"I think I was probably rehabbing too hard because I remember down in our ranch in Utah, I was chasing cows and it was swollen in my knee and I couldn't even hardly walk on a side hill. And then literally about two months later, I felt great again. And looking back, you know, they scoped it and I think I really was just rehabbing so hard, it just needed rest."
By then, though, the time had come for him to learn how to go back to being Rulon Jones the "normal person" again and not Rulon Jones "the football star." It was not an easy transition. For most pro athletes, it never is.
"At first, before I got busy into the hunts, it was a little hard, honestly. That's kinda when it was a little funky to watch football," Jones admitted. "It's weird; they even have a name for it — post-football syndrome. Now you've heard so much about the brain injuries and all that. But the thing that I think more than anything is, you've been this thing — I even see it with missionaries — they're a missionary for two years, that's their identity. And then they go home and then they wonder, 'Who am I?' They have this identity for that amount of time.
"And then compound that it's so much longer for a football player. It's a little weird. You're just wondering 'Who am I? And luckily for me, I was a member of the (LDS) Church, and that helps give you some base, along with your family. But you look at the statistics — divorce, drugs, alcohol addiction, bankruptcy, all that — it's really pretty crazy.
"And then there's the adrenaline," he said. "I was talking to Merlin (Olsen) about that, and it's not just the adrenaline you miss but the emotion. Life is really, you know, you don't go up and down that much. But when you're playing football, literally you can be high one second and down the next. Just that, I think, that's a little addictive, too — the swing of emotion in your life. Even in the bad times, you're being evaluated every second and the emotion that causes, and you really kinda crave that after awhile.

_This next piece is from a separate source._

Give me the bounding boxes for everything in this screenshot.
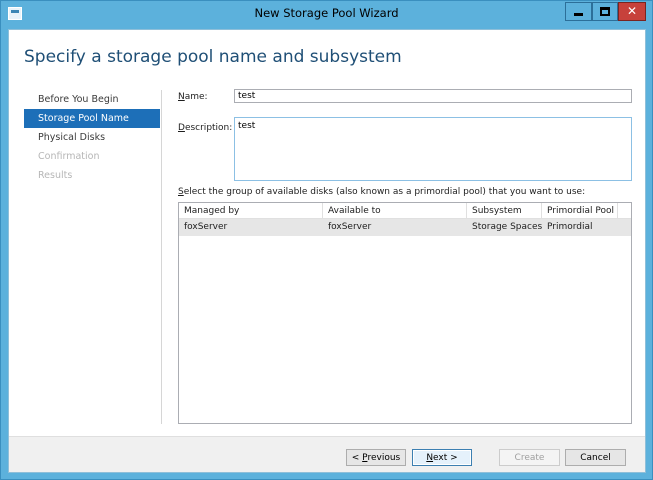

"Like I say, it's the lows, too — one minute you're a hero, and the next minute you can be the goat. So it's really all of that. And then you get into your (regular) life and you don't have a lot of that stuff. I think that's a little hard for guys, too, and it was hard for me. That's why I didn't really watch football at first. It doesn't bother me now."
Because it was hard to watch football games on TV at first — seeing guys who were still playing that he had faced during his career — he got out of the habit of watching NFL games and doesn't keep close tabs on the league that much anymore, although he did watch the Broncos' disastrous defeat in this year's Super Bowl.
"That was painful," he said. "I try to keep track of the guys. John (Elway, Denver's star quarterback when Jones was playing for the Broncos) is in the front office, but I kinda lost track of a lot of the guys."
Jones is well-aware of all the bad publicity that football and the NFL have received in recent years. Last year, the league agreed to pay untold millions to former players who have suffered the devastating, often tragic effects of concussions.
And more recently, one of Jones' contemporaries, former BYU and Chicago Bears quarterback Jim McMahon, was part of another lawsuit alleging the rampant and dangerous use of painkillers by NFL teams in the 1970s and '80s.
"I had a couple of concussions," Jones said. "The receivers and running backs get more of them, but I got a couple good dings in my career. You get upfield too far and you know a trap's coming and you turn and take a guy on head to head.
"I honestly don't know, with all the lawsuits and that, how football can continue, because it is really violent. And you know they're trying to do so many things to make the game safer, but you just can't. I don't see how you can protect yourself, really."